Dirk Wolff-Simon, Wirtschaftsmediator (BMWA®/QVM®), Bankdirektor Kreditrisikomanagement, Norddeutsche Landesbank – Girozentrale –
I. Einleitung
Das Insolvenzverfahren führt nicht zwingend zu einer Zerschlagung des schuldnerischen Unternehmens. Ist nach der Antragstellung auf Eröffnung des Insolvenzverfahrens und der Vorlage des Gutachtens durch den vorläufigen Insolvenzverwalter seitens des Insolvenzgerichts das Insolvenzverfahren eröffnet worden, ergeben sich durch die Insolvenzordnung unterschiedliche Alternativen für sanierungsfähige Unternehmen im Sinne des §1 S. 1 InsO. Da als Ziel des Insolvenzverfahrens neben der Gläubigerbefriedigung explizit auch der Erhalt des Unternehmens genannt ist, kann eine Handlungsoption in der Konzeption und Umsetzung eines Insolvenzplans mit dem Ziel des Erhalts des Rechtsträgers oder hierbei auch in der sogenannten übertragenen Sanierung liegen. Optional kann dieser Weg sowohl über das Regelverfahren als auch über die Eigenverwaltung beschritten werden (Abbildung 1).

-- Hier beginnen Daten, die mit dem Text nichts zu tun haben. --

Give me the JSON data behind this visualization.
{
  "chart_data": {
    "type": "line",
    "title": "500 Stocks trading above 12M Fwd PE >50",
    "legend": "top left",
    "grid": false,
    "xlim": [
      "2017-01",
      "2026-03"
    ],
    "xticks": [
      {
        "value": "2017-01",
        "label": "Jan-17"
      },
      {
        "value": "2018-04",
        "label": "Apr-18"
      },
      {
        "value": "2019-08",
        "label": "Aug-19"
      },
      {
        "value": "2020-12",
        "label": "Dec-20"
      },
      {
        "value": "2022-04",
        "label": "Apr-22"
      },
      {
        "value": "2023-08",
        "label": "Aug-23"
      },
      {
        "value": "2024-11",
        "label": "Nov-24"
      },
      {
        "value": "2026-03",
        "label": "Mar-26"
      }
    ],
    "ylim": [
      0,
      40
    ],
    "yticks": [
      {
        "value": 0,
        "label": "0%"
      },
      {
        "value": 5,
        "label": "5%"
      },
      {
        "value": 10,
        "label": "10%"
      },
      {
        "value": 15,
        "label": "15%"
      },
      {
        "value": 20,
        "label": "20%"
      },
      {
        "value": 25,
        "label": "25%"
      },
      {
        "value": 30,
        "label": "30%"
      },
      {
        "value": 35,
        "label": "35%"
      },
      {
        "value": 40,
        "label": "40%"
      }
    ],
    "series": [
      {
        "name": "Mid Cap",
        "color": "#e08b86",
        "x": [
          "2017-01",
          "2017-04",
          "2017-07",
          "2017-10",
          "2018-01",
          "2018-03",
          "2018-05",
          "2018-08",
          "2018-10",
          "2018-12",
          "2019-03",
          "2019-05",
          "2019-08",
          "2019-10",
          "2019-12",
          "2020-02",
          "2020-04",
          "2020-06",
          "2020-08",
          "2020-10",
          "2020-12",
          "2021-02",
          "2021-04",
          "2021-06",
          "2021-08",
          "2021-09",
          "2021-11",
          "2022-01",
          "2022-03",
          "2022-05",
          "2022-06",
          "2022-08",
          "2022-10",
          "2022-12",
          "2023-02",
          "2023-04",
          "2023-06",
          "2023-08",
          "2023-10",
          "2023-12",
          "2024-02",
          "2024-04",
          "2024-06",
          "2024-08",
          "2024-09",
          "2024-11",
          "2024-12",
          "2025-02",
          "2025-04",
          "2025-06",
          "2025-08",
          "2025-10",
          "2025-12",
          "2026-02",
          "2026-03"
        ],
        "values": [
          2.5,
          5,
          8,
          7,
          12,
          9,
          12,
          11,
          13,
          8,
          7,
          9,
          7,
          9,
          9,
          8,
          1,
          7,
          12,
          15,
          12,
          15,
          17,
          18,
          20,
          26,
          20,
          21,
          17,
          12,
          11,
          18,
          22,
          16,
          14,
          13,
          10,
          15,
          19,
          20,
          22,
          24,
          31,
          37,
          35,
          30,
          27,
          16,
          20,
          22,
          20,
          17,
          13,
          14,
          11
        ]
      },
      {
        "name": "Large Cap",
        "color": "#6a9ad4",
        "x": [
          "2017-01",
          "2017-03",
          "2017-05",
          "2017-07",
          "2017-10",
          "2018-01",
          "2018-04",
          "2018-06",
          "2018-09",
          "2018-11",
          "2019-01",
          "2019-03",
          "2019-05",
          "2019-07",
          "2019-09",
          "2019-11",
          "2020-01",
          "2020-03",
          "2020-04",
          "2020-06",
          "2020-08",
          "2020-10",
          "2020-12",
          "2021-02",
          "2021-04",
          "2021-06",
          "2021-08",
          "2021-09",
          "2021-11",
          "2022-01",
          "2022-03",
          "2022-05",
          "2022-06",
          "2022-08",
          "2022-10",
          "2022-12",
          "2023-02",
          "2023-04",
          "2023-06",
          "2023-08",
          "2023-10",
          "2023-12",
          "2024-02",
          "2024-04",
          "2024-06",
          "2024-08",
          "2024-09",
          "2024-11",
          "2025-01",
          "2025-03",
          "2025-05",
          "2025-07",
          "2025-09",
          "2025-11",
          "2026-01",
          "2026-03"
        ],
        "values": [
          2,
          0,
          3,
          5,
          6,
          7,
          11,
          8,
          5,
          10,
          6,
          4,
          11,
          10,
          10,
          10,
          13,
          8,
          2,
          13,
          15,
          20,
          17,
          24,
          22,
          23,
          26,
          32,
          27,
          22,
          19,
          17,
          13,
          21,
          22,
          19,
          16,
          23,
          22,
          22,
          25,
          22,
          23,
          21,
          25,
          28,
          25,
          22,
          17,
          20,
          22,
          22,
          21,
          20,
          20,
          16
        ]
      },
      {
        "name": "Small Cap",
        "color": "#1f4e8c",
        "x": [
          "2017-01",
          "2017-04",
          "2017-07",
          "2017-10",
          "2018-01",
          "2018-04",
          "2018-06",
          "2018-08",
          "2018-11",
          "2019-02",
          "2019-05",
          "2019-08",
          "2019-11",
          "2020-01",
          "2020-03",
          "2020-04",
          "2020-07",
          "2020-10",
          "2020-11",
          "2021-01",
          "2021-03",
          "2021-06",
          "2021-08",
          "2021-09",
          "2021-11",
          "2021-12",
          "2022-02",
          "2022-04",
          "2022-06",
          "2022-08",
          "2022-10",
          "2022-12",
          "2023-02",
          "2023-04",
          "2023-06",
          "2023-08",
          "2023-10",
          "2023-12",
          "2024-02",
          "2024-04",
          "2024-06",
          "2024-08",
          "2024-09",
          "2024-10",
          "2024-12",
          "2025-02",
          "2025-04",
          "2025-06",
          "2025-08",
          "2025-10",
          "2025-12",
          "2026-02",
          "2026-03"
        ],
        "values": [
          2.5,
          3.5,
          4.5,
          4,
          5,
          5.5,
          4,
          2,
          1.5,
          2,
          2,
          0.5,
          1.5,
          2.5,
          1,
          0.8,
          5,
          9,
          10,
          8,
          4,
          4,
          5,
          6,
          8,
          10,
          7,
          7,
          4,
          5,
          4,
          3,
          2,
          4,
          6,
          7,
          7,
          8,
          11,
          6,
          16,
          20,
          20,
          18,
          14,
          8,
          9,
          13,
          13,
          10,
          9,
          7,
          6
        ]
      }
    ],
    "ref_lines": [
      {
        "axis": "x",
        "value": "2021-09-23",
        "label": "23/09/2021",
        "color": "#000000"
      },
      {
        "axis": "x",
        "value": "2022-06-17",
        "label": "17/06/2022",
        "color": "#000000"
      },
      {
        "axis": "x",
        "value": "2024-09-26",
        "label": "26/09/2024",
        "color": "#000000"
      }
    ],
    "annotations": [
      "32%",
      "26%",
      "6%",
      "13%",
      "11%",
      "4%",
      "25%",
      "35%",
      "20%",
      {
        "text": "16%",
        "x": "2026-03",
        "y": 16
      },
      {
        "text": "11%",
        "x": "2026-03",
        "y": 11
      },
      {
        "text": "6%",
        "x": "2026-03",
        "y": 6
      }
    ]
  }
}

Abbildung 1: Handlungsoptionen im Insolvenzverfahren
II. Begriff der übertragenen Sanierung
Der Begriff der „übertragenen Sanierung“ wurde erstmals in einem Aufsatz von Karsten Schmidt[1] im Jahr 1980 geprägt. Eine einheitliche Definition dieses Begriffes findet sich in der Fachliteratur bis dato nicht, obgleich die übertragene Sanierung die in der Praxis bedeutendste Form der Veräußerung und des Erhalts insolventer Betriebe darstellt[2]. Auch in der Insolvenzordnung findet der Begriff der „übertragenen Sanierung“ keine Anwendung. In der einschlägigen Fachliteratur wird die übertragene Sanierung häufig im Zusammenhang mit dem Terminus Distressed M&A[3] genannt. „Der Begriff Distressed M&A wird bei Transaktionen herangezogen, bei denen der Verkauf eines gesamten Unternehmens über die Anteile (Share Deal) oder der Vermögensgegenstände des Unternehmens (Asset Deal) vor dem Hintergrund der Krisensituation zu verstehen ist.“[4] Das Krisenstadium, in dem eine solche Transaktion stattfindet, kann sowohl vorinsolvenzlich als auch im Rahmen des Insolvenzverfahrens sein. In der Praxis werden solche Distressed M&A-Transaktionen jedoch überwiegend innerhalb eines Insolvenzverfahrens umgesetzt, da eine solche Transaktion für den potentiellen Erwerber außerhalb der Insolvenz mit erheblichen Unsicherheiten verbunden ist – steuerlich, finanziell und rechtlich. Nachfolgend wird hierauf noch eingegangen.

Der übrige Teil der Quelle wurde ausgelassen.